Fox releases Fantastic Mr. Fox in the greatest combination pack ever to be invented: Blu-ray, DVD, and Digital Copy. Yes, it’s kind of a waste that Fox put the digital copy on a separate disc so you end up with a three-disc set, but it’s still nice that they’re following the trend that Disney started (and a trend that Warner has gone full-bore with, doing it with all of their films and not just with children’s movies). The set boasts the usual amount of inserts inside the packed case and no exterior slipcover.
Video is an AVC encoded 1080p affair and…well, its modern stop motion, did you expect anything less than perfect? The clarity is astounding and all of the little hairs on the stop-motion dolls are so crystal clear that you feel like you could reach out and touch them. True, this clarity does bring to life some of the visual peculiarities that comes with stop-motion, but I’m willing to forgive those for a transfer like this. Colors are vibrant and pop off the screen and just about every frame of this film is flawless in nature.
Audio is a DTS-HD MA 5.1 mix and it too is quite good. There is a lot of surround work here (although really only in the most subtle of ways—rarely does it make its presence known) and a surprising amount of LFE output too—gun shots and explosions and the like all thunder about in the room. Chickens clucking, doors unlocking, the pitter-patter of critter feet…it’s a very diverse sound field on this film, but sadly it’s not quite as spread out in the sound field as they are usually on Fox releases.
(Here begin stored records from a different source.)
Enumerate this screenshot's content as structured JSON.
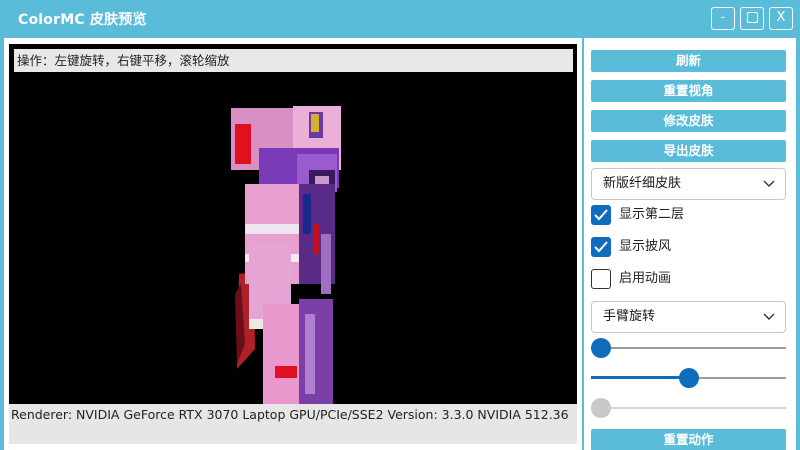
{
  "window": {
    "title": "ColorMC 皮肤预览",
    "min_label": "-",
    "close_label": "X"
  },
  "viewport": {
    "hint": "操作：左键旋转，右键平移，滚轮缩放",
    "renderer": "Renderer: NVIDIA GeForce RTX 3070 Laptop GPU/PCIe/SSE2 Version: 3.3.0 NVIDIA 512.36"
  },
  "sidebar": {
    "buttons": {
      "refresh": "刷新",
      "reset_view": "重置视角",
      "edit_skin": "修改皮肤",
      "export_skin": "导出皮肤",
      "reset_action": "重置动作"
    },
    "model_select": {
      "value": "新版纤细皮肤"
    },
    "checkboxes": [
      {
        "label": "显示第二层",
        "checked": true
      },
      {
        "label": "显示披风",
        "checked": true
      },
      {
        "label": "启用动画",
        "checked": false
      }
    ],
    "pose_select": {
      "value": "手臂旋转"
    },
    "sliders": [
      {
        "value": 0,
        "enabled": true
      },
      {
        "value": 0.5,
        "enabled": true
      },
      {
        "value": 0,
        "enabled": false
      }
    ]
  },
  "colors": {
    "accent": "#5bbcd9",
    "control_blue": "#0f6cbd"
  }
}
Still not a bad soundtrack by any means, but not quite as exciting as the on-screen action is.
• Making Mr. Fox Fantastic
o The Look Of Fantastic Mr. Fox
o From Script To Screen
o The Puppet Makers
o Still Life (Puppet Animation)
o The Cast
o Bill And His Badger
• A Beginner’s Guide To Whack-Bat
• Fantastic Mr. Fox: The World Of Roald Dahl
Yup, that second disc is literally just the single disc DVD release of this film—guess that’s why Fox didn’t want to cram the digital copy on there. It’s curious that there are repeat extras between the two discs, but I guess Fox just didn’t want to print an entirely new DVD disc for this release. Of course the third disc is just the digital copy, so nothing overly exciting there.
The extras themselves are quite great to watch, as the making-of on the Blu-ray side is quite in-depth and covers a whole series of different elements of the film. Plus they’re all in high-definition (majority in 1080p, although the Dahl extra is in 1080i) and look about as good as the film itself does.
Overall Fantastic Mr. Fox is a great package on Blu-ray and a Recommended outing.
Fantastic Mr. Fox is now available on DVD and Blu-ray.